Siemens said yesterday that it welcomed the “broad indications of support” for the green energy sector laid out by the Government, but that it will need to see more details to know precisely how its plans for a factory at Alexandra Dock in Hull would be affected.
Ministers announced late on Thursday night that after months of negotiations between Energy Secretary Ed Davey and Chancellor George Osborne a deal had been struck on how to revive Britain’s ageing energy infrastructure.
The coalition’s long-awaited Energy Bill will be published in Parliament next week, with energy firms set to be allowed to add £7.6bn to fuel bills by 2020 to help pay for the replacement of Britain’s ageing power stations.
Mr Davey has promised the cost of Government support for low-carbon electricity under the new legislation will add less than £100 to the average household’s annual bill.

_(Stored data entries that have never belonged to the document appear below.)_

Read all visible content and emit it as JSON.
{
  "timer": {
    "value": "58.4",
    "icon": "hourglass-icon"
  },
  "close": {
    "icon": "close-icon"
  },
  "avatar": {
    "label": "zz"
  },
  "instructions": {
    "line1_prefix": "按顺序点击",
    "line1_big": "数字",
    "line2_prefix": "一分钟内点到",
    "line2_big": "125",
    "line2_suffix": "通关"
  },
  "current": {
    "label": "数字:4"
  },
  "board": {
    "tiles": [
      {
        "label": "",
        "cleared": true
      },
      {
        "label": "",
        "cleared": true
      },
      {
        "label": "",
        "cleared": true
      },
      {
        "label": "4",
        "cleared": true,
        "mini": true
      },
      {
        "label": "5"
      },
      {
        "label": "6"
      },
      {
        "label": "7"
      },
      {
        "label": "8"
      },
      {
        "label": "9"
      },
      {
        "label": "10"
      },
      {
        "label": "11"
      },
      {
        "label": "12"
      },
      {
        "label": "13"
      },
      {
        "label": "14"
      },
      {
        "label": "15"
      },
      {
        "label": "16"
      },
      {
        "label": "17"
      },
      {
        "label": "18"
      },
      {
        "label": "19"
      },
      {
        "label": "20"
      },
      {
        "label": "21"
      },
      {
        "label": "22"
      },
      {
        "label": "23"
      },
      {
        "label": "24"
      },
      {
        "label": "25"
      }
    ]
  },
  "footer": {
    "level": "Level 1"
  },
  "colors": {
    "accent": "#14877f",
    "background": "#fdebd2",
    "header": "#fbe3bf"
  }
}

But Ann Robinson, director of consumer policy at price comparison website uSwitch.com, said any additional price rises will have a detrimental effect on householders already on the brink of an “affordability crisis”. She added: “The fact remains that any additional cost on top of the hikes already seen will be unaffordable for many consumers.”
Government support for low-carbon energy is a hugely important issue in Yorkshire, with the Humber region perfectly placed to benefit from plans for several vast offshore wind farms in the North Sea.
Turbine manufacturers such as Siemens have been waiting to hear confirmation of the Government’s long-term energy plans before signing off their final deals in ports such as Hull.
The German technology giant said it welcomed the broad thrust but more precise detail is still required to give the certainty that investors are looking for. “We look forward to the arrival of the Energy Bill next week and to seeing more of the detail,” a spokeswoman for Siemens said. “We welcome the broad indications of support for the renewables sector as part of a balanced energy mix.”
The firm’s remarks were echoed by Matt Jukes of Associated British Ports (ABP), the company behind the Green Port Hull development which is seeking to bring Siemens to the banks of the Humber.
“Today’s announcement seems to be a signal of support to the renewable energy industry,” Mr Jukes said. “Clearly, the essential detail will be contained within the Energy Bill itself.
“ABP’s plans to develop with Siemens in Hull remain on track and we’re currently drawing to the end of the formal planning and approval process.”
Hull MP Alan Johnson, who on Tuesday criticised Ministers for giving mixed messages about their support for offshore wind, said he was hopeful the Bill would prove to be good news for the city.
“We’ve got to see what the Bill says, talk to Siemens and see what their concerns are – obviously a Bill can be amended,” the Labour MP said. “But hopefully Siemens will accept this as good news, especially if the Bill says everything the speculation says it’s going to say.”
On the other side of the Humber, port owner Able UK yesterday concluded the public examination of its own plans for a renewable energy park at Immingham.
A final decision on whether to grant the Able Marine Energy Park (AMEP) planning permission now lies with Whitehall. If it gets the go-ahead, Able is hopeful of attracting a similar turbine factory to the south bank of the Humber.
Able’s group development executive, David Shepherd, said: “The shift towards the low-carbon generation offers a blueprint for economic growth and jobs.
“We must now make sure that we provide the necessary infrastructure to secure these benefits for the UK.
“As of today, AMEP’s planning consent is fully in the hands of the Planning Inspectorate, and then the Secretary of State for Transport. Investors are crying out for it to be given the green light.”